My concern regarding the articles in the Palm Coast Observer, which are usually fair and balanced, is that you did not include any minority as a “Person to Watch in 2013.” Many of us have accomplished a lot of positive things in the Flagler community. We participate in civic events, volunteer our time and expertise to numerous causes, and make every effort to enhance the quality of life in Palm Coast/Flagler.
I believe that that was a tremendous oversight on the part of the paper.
— Linda Sharpe Haywood, President, Flagler County NAACP
Editor’s Note: Our track record shows that we generally do a good job of being racially diverse in our coverage. We will continue to strive to be inclusive of the whole Flagler County community in the future. Thank you for your readership.
The following letters were written in response to the story, "Order Canceled":
+ How can inspectors be qualified to inspect work?
I was in a Florida state and Flagler County licensed plumbing company from 1979 through 2007 and had many unhappy contacts with our uncompetitive plumbing and building supervisor and inspectors. How can one building inspector can wear so many hats without any experience and be qualified to inspect every building contractor’s materials and installations?
I have found the city of Palm Coast has never been business friendly. We need professionals with top-gun track records of accomplishment. The only way that can happen is to start by removing the existing officials and replacing them with experienced people.
+ If it’s a common complaint, why isn’t something being done?
Our city has lost its way under current management. The sad part is they think they are doing well and will just keep powering on.
When I started to read your article on why Panera Bread wasn’t going to build here anymore due to the city’s screw-ups on permitting and inspections, I was struck by the mayor’s first comment: “We hear about this all the time.” What?! If the mayor and the city manager hear about this all the time, why isn’t something being done?
+ Why doesn’t the city reach out address complaints?
Just read Ms. Hoye’s article. It’s mind boggling to me.
The mayor states: “Somebody needs to come to me and tell me where the city’s falling short, but nobody’s done that.”
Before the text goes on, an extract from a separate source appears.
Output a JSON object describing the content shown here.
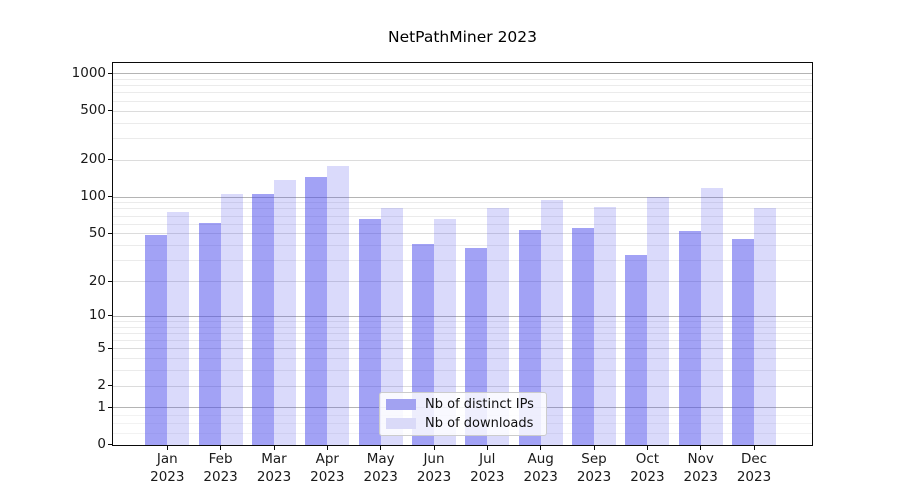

Why does anyone have to come to him? Here’s a novel idea: Why doesn’t the mayor just pick the phone up and ask Charlie Faulkner and the project manager for Schmid Construction, the company that headed construction for Panera Bread directly why Palm Coast is not business friendly, instead of drinking the staff’s Kool-aid.
+ If there are perceived problems, it’s the city’s problem
This sounds a little arrogant to me. The mayor’s reaction to losing construction jobs and business development is, “It’s easy for contractors to blame the city when it’s actually their problem.” No! Mr. Mayor, if the city is losing business because of a perceived problem within the process, it’s your problem.
Why don’t you stop passing the buck and actually do something to find out where in the process there is a problem, rather than saying that we are dealing with “innuendo and third-party concerns”?
Here is a suggestion: How about you get your city manager to use some type of managerial skills such as Lean Six Sigma to figure out the problem.
This city will not survive without a growing infrastructure. There are Panera Bread bakeries all across the country and they have a market cap of $4.79 billion, with 16,000 restaurants and 18,000 employees. That’s almost a quarter of the population of Palm Coast. But it’s their problem with the permitting and construction process here in Palm Coast, not ours. Please!
I’m a young retiree with a wife and kids, and the employment prospects in our county are shameful to say the least. If the leadership of our community is not doing everything possible to entice new businesses to increase the city’s infrastructure and create jobs for our citizens, they are derelict in their duties as public servants.